Even without a placebo effect, he says, many factors could have resulted in an improved outcome in the first study: The growing children could have acquired skills simply through maturation, possibly enhanced by occupational therapy, and their parents may have clung to positive gains, creating a biased outcome.

Thomas Frazier II, chief scientific officer of the advocacy group Autism Speaks, said the results of the initial study were encouraging but that more work needs to be done before the public gets excited. “It’s too early to get hopeful. Too early to change behavior,” he said. “I hope people don’t go out and spend money on banking cord blood as a result [of this trial].”

Kriegstein of UCSF also wonders whether cord blood is really stimulating cells in the brain and creating new connections. “There are so many unanswered questions about what might be going on here, it becomes very difficult to evaluate the proposed mechanism,” he said.

“The question remains: How do these cells injected intravenously wind up in the brain, how do they target the appropriate brain regions, and what are they doing that could improve brain function?”

‘I forgot how bad it was’

An 8-year-old boy with autism sits at a table in a room within Duke’s Center for Autism and Brain Development. Clinical research specialist Michelle Green watches from behind a two-way mirror. Two cameras in the room feed computer monitors, allowing her to further analyze his behavior.

Dr. Lauren Franz, a clinician, works with the boy in the room.

“What kind of things make you feel threatened or anxious?” she asks.

“Like when I’m done with a test,” the boy says.

“How does it feel when you’re frightened or anxious? How does that feel?”

“Like pretty weird,” he says.

The boy is participating in the second trial, and he’s returned for his six-month assessment and second infusion. Researchers don’t know which infusion he received first: the cord blood or the placebo.

But they track, record and monitor the slightest of details. Although it might seem like an innocuous conversation, researchers will compare the results with those of his first visit and any follow-ups. Was he able to sit still at the table before? Could he articulate his thoughts? Did he talk before the study? Has he improved?

At the Gregorys’ home in Florida, Gracie’s parents remember when she went through those same tests. The best investment they ever made, they say, was the $2,000 spent on banking her cord blood. At the time, it was just a precaution; her autism diagnosis didn’t come until three months after her second birthday.

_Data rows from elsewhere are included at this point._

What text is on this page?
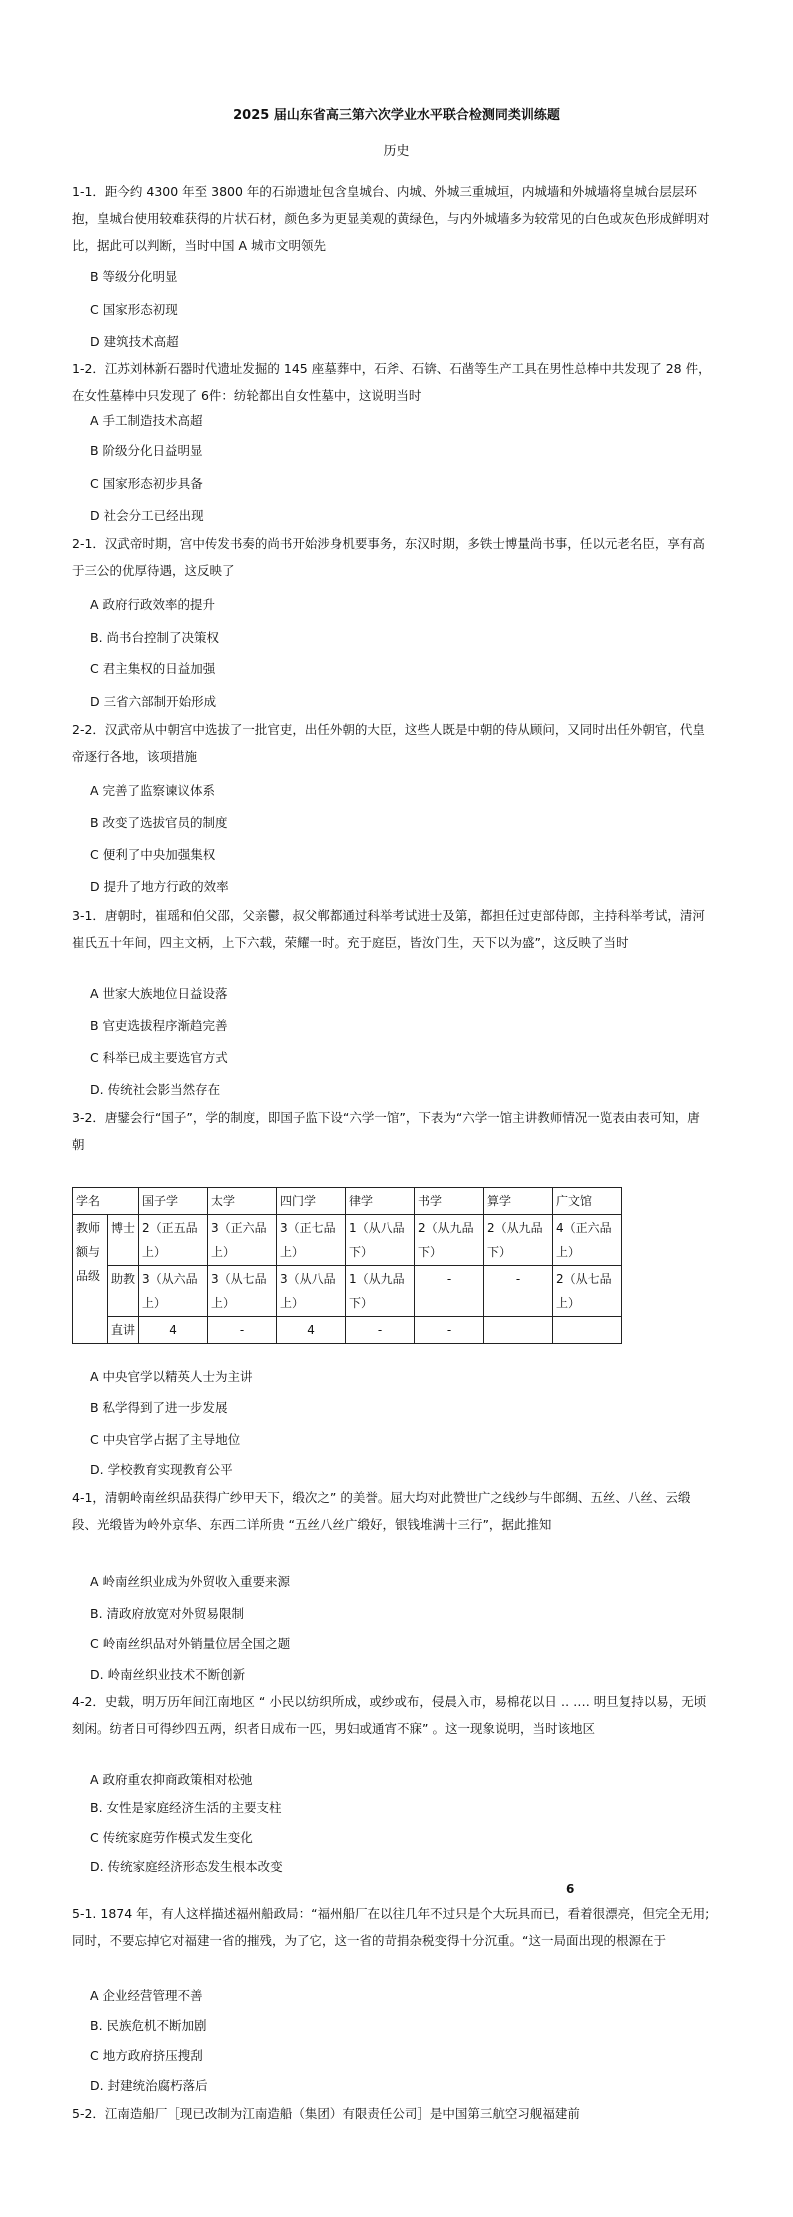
2025 届山东省高三第六次学业水平联合检测同类训练题
历史
1-1．距今约 4300 年至 3800 年的石峁遗址包含皇城台、内城、外城三重城垣，内城墙和外城墙将皇城台层层环抱，皇城台使用较难获得的片状石材，颜色多为更显美观的黄绿色，与内外城墙多为较常见的白色或灰色形成鲜明对比，据此可以判断，当时中国 A 城市文明领先
B 等级分化明显
C 国家形态初现
D 建筑技术高超
1-2．江苏刘林新石器时代遗址发掘的 145 座墓葬中，石斧、石锛、石凿等生产工具在男性总棒中共发现了 28 件，在女性墓棒中只发现了 6件：纺轮都出自女性墓中，这说明当时
A 手工制造技术高超
B 阶级分化日益明显
C 国家形态初步具备
D 社会分工已经出现
2-1．汉武帝时期，宫中传发书奏的尚书开始涉身机要事务，东汉时期，多铁士博量尚书事，任以元老名臣，享有高于三公的优厚待遇，这反映了
A 政府行政效率的提升
B. 尚书台控制了决策权
C 君主集权的日益加强
D 三省六部制开始形成
2-2．汉武帝从中朝宫中选拔了一批官吏，出任外朝的大臣，这些人既是中朝的侍从顾问，又同时出任外朝官，代皇帝逐行各地，该项措施
A 完善了监察谏议体系
B 改变了选拔官员的制度
C 便利了中央加强集权
D 提升了地方行政的效率
3-1．唐朝时，崔瑶和伯父邵，父亲鬱，叔父郸都通过科举考试进士及第，都担任过吏部侍郎，主持科举考试，清河崔氏五十年间，四主文柄，上下六载，荣耀一时。充于庭臣，皆汝门生，天下以为盛”，这反映了当时
A 世家大族地位日益设落
B 官吏选拔程序渐趋完善
C 科举已成主要选官方式
D. 传统社会影当然存在
3-2．唐鐾会行“国子”，学的制度，即国子监下设“六学一馆”，下表为“六学一馆主讲教师情况一览表由表可知，唐朝
学名		国子学	太学	四门学	律学	书学	算学	广文馆
教师额与品级	博士	2（正五品上）	3（正六品上）	3（正七品上）	1（从八品下）	2（从九品下）	2（从九品下）	4（正六品上）
	助教	3（从六品上）	3（从七品上）	3（从八品上）	1（从九品下）	-	-	2（从七品上）
	直讲	4	-	4	-	-		
A 中央官学以精英人士为主讲
B 私学得到了进一步发展
C 中央官学占据了主导地位
D. 学校教育实现教育公平
4-1，清朝岭南丝织品获得广纱甲天下，缎次之” 的美誉。屈大均对此赞世广之线纱与牛郎绸、五丝、八丝、云缎段、光缎皆为岭外京华、东西二详所贵 “五丝八丝广缎好，银钱堆满十三行”，据此推知
A 岭南丝织业成为外贸收入重要来源
B. 清政府放宽对外贸易限制
C 岭南丝织品对外销量位居全国之题
D. 岭南丝织业技术不断创新
4-2．史载，明万历年间江南地区 “ 小民以纺织所成，或纱或布，侵晨入市，易棉花以日 ‥ ‥‥ 明旦复持以易，无顷刻闲。纺者日可得纱四五两，织者日成布一匹，男妇或通宵不寐” 。这一现象说明，当时该地区
A 政府重农抑商政策相对松弛
B. 女性是家庭经济生活的主要支柱
C 传统家庭劳作模式发生变化
D. 传统家庭经济形态发生根本改变
6
5-1. 1874 年，有人这样描述福州船政局：“福州船厂在以往几年不过只是个大玩具而已，看着很漂亮，但完全无用; 同时，不要忘掉它对福建一省的摧残，为了它，这一省的苛捐杂税变得十分沉重。“这一局面出现的根源在于
A 企业经营管理不善
B. 民族危机不断加剧
C 地方政府挤压搜刮
D. 封建统治腐朽落后
5-2．江南造船厂［现已改制为江南造船（集团）有限责任公司］是中国第三航空习舰福建前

They know the desperation of families raising a child with autism — of longing for their daughter to have a shot of normalcy in life. “You can’t quantify it. You can’t measure it. You want to see your child succeed,” her father says.

Mom and Dad recently watched old home videos, of Gracie singing inaudibly, of her covering her ears when “Happy Birthday” was sung for her third birthday, of showing no emotion on Christmas when she was 2. “I forgot how bad it was,” her mother says.

They hope the current study leads to similar successes — and results in breakthrough treatment for autistic children everywhere.